Und dass das Unwissen – oder auch die zeitliche Verengung der Wahrnehmung – dazu führt, dass man es mit lauter Fachidioten zu tun hat, die sich am Grundwissen vorbeigemogelt und ihre eigenen Welten zurechtgebogen haben (allerdings auch unter Anleitung irgendwelcher Profs im Hörsaal, die wissen, dass das junge Gemüse leicht zu handeln ist). Es macht keinen Spaß mehr, mit den meisten zu diskutieren. Austarieren, Experimentieren, das alles wirkt sinnlos, weil niemand mehr dafür empfänglich scheint. Unter dieser woken, grünen, scheinprogressiven Engstirnigkeit, Ernsthaftigkeit, Verbissenheit macht das keinen Spaß mehr. Und das führt in ein persönliches Dilemma, weil man mit den alten wie den neuen Spießern nicht wirklich was zu tun haben will, während die sich so fürstlich gut miteinander verstehen.
Ich war ständig darin gefangen, musste mich denen unterordnen, während man mir diese Verbissenheit versuchte einzuimpfen. Na ja, dass ich mit Zwangsimpfungen bekanntlich meine Probleme habe, wird auch das nicht an mich gehen. Ich wünschte mir nur, dass man sein Leben leben kann, aber irgendwie gibt es da draußen immer welche, die entweder offensiv oder hinterrücks ihre manischen Triebe auf andere projizieren wollen. Da einen Konsens auf gleichberechtigte Existenz zu finden, scheint ein Ding der Unmöglichkeit geworden. Und selbst wenn sie es dir in wunderschöne Worte verpacken – es ist eine ständige Übergriffigkeit, und der kann man nur noch mit rigoroser Egal-Einstellung begegnen. Man muss quasi zum Egoisten werden, um nicht durchzudrehen, und das führt wiederum zu neuen Entrüstungsstürmen.
Das rein menschlich zu betrachten, mag da helfen. Aber ist man ständig konfrontiert mit eben jener Heuchelei, dass der emotionale, individuelle Faktor oft unbemerkt dem Zweck zum Opfer fällt. Die Welt der Hintergedanken, die sich durch Banales zuerst in Stellung bringt, um auszuloten, ob man ideologisch gleich tickt. Das reicht vom Wetter gerade mal bis zum Gemeinsamen, und das ist bei den Nachbarn nicht gerade viel. Sie haben brav ihre zwei Kinder geworfen, wir nicht.
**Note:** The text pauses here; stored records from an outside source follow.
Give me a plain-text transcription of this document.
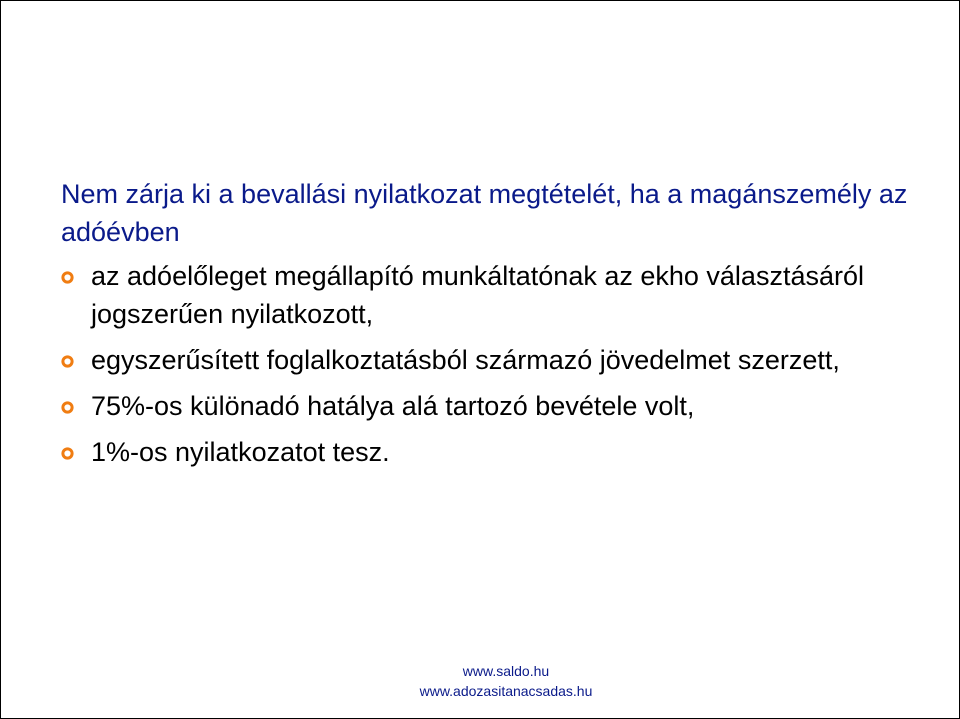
Nem zárja ki a bevallási nyilatkozat megtételét, ha a magánszemély az adóévben

az adóelőleget megállapító munkáltatónak az ekho választásáról jogszerűen nyilatkozott,
egyszerűsített foglalkoztatásból származó jövedelmet szerzett,
75%-os különadó hatálya alá tartozó bevétele volt,
1%-os nyilatkozatot tesz.
www.saldo.hu
www.adozasitanacsadas.hu
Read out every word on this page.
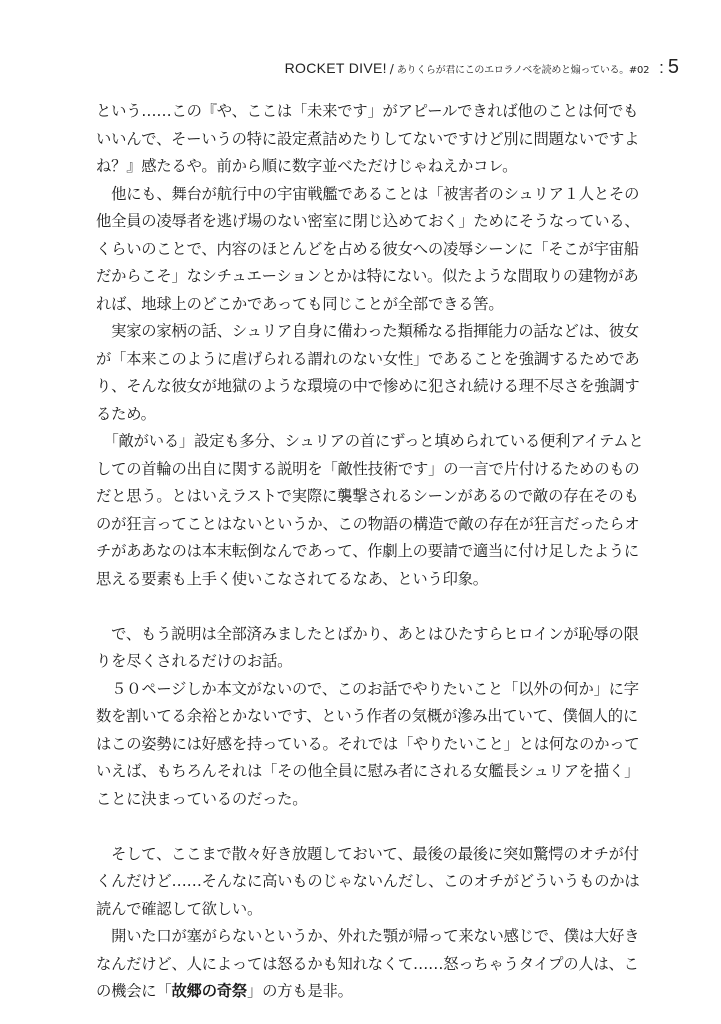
ROCKET DIVE! / ありくらが君にこのエロラノベを読めと煽っている。#02 : 5

という……この『や、ここは「未来です」がアピールできれば他のことは何でもいいんで、そーいうの特に設定煮詰めたりしてないですけど別に問題ないですよね？』感たるや。前から順に数字並べただけじゃねえかコレ。

　他にも、舞台が航行中の宇宙戦艦であることは「被害者のシュリア１人とその他全員の凌辱者を逃げ場のない密室に閉じ込めておく」ためにそうなっている、くらいのことで、内容のほとんどを占める彼女への凌辱シーンに「そこが宇宙船だからこそ」なシチュエーションとかは特にない。似たような間取りの建物があれば、地球上のどこかであっても同じことが全部できる筈。

　実家の家柄の話、シュリア自身に備わった類稀なる指揮能力の話などは、彼女が「本来このように虐げられる謂れのない女性」であることを強調するためであり、そんな彼女が地獄のような環境の中で惨めに犯され続ける理不尽さを強調するため。

　「敵がいる」設定も多分、シュリアの首にずっと填められている便利アイテムとしての首輪の出自に関する説明を「敵性技術です」の一言で片付けるためのものだと思う。とはいえラストで実際に襲撃されるシーンがあるので敵の存在そのものが狂言ってことはないというか、この物語の構造で敵の存在が狂言だったらオチがああなのは本末転倒なんであって、作劇上の要請で適当に付け足したように思える要素も上手く使いこなされてるなあ、という印象。

　で、もう説明は全部済みましたとばかり、あとはひたすらヒロインが恥辱の限りを尽くされるだけのお話。

　５０ページしか本文がないので、このお話でやりたいこと「以外の何か」に字数を割いてる余裕とかないです、という作者の気概が滲み出ていて、僕個人的にはこの姿勢には好感を持っている。それでは「やりたいこと」とは何なのかっていえば、もちろんそれは「その他全員に慰み者にされる女艦長シュリアを描く」ことに決まっているのだった。

　そして、ここまで散々好き放題しておいて、最後の最後に突如驚愕のオチが付くんだけど……そんなに高いものじゃないんだし、このオチがどういうものかは読んで確認して欲しい。

　開いた口が塞がらないというか、外れた顎が帰って来ない感じで、僕は大好きなんだけど、人によっては怒るかも知れなくて……怒っちゃうタイプの人は、この機会に「故郷の奇祭」の方も是非。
Der Große von denen ist sowieso ein unfreundlicher Knochen, dürfte jetzt sechs sein, aber so weit kommt es auch nicht, mal zu fragen. Es interessiert mich auch nicht mehr. Die Kleine ist da lebhafter, zumindest mit ihren zwei, zweieinhalb. Interessierter, offener, freundlicher. Schon die Ausreißerin im Hause Spießer. Hoffentlich bleibt sie so.
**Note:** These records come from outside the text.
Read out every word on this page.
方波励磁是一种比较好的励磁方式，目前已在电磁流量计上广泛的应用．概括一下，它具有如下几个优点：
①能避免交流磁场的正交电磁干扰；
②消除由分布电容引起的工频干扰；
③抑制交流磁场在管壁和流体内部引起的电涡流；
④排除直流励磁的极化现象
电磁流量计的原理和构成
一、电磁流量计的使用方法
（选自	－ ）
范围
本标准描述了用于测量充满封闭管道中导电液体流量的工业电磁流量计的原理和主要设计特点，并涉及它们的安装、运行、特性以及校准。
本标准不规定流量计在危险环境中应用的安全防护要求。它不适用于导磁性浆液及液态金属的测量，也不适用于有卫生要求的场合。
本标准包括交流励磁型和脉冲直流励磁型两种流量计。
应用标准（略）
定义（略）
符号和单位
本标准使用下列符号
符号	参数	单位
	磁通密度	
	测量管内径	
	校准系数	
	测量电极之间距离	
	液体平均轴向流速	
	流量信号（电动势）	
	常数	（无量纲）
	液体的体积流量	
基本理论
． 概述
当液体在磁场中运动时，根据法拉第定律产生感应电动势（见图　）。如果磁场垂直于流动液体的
Wir können das nur aus der Ferne begutachten, weil es uns im Grunde nicht kümmert. Aber ist das nur der halbe Grund, denn brauchen sie unbedingt Gleichgesinnte, um das eingehender besprechen zu dürfen. Ist es dann kulturelle Aneignung, wenn man Interesse am Leben der Kinder anderer hat? Muss man selbst „betroffen“ sein, um über Erziehungsmethoden und Lebensweg der Kids reden zu dürfen? Wer weiß, als was man uns dann wahrnehmen könnte. Vielleicht Versager. Schaffen es nicht mal, eine ordentliche Familie zu gründen. Vielleicht auch zu unkonventionell? Wirken auf sie wie die Freigeister, denen man schon grundsätzlich nicht trauen sollte? Oder – im Idealfall – denken sie dasselbe über uns wie wir über sie? Dann suchen sie sich deckungsgleiche Leute, am besten 100 % genau angepasst.
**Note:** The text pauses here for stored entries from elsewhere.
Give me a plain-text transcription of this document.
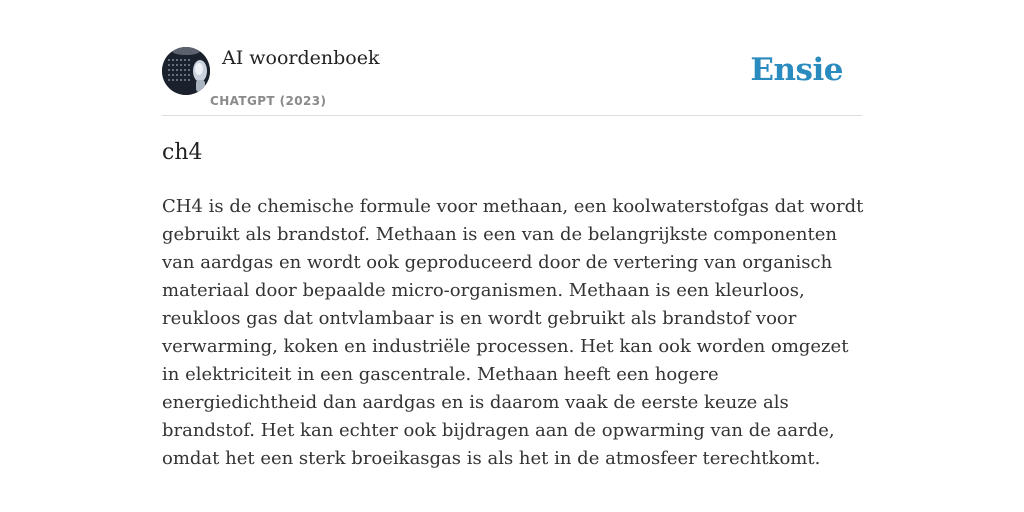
AI woordenboek
CHATGPT (2023)
Ensie
ch4

CH4 is de chemische formule voor methaan, een koolwaterstofgas dat wordt gebruikt als brandstof. Methaan is een van de belangrijkste componenten van aardgas en wordt ook geproduceerd door de vertering van organisch materiaal door bepaalde micro-organismen. Methaan is een kleurloos, reukloos gas dat ontvlambaar is en wordt gebruikt als brandstof voor verwarming, koken en industriële processen. Het kan ook worden omgezet in elektriciteit in een gascentrale. Methaan heeft een hogere energiedichtheid dan aardgas en is daarom vaak de eerste keuze als brandstof. Het kan echter ook bijdragen aan de opwarming van de aarde, omdat het een sterk broeikasgas is als het in de atmosfeer terechtkomt.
Mir ist schon bewusst, dass das kein Thema mehr für mich sein sollte. Im Grunde ist es auch so, ich grüble sicherlich nicht ständig über deren Leben und warum wir nicht im guten Kontakt zueinander stehen. Neidisch bin ich noch weniger. Im Moment huscht dieser Gedanke eben doch an mir vorbei, zugunsten dieses Textes. Ich komme letztlich zu dem beruhigenden Schluss, dass es nicht die gleiche Wellenlänge ist. Zu unterschiedliche Lebensentwürfe, die mit ihrem Modellleben, wir mit unseren Rückschlägen und dem ständigen Kampf um die eigene Ausgeglichenheit. Ohne Kinder, ohne Trauschein. Subversiv, weil wir dem Plan nicht folgen. Konnten oder wollten, tut nichts zur Sache. Das war selbst bei meinen und ihren Eltern ein harter Kampf, dies akzeptabel zu vermitteln. Auch sie hatten den Anspruch: gehe raus in die Welt, suche dir das passende Gegenstück und erfülle deine Pflicht.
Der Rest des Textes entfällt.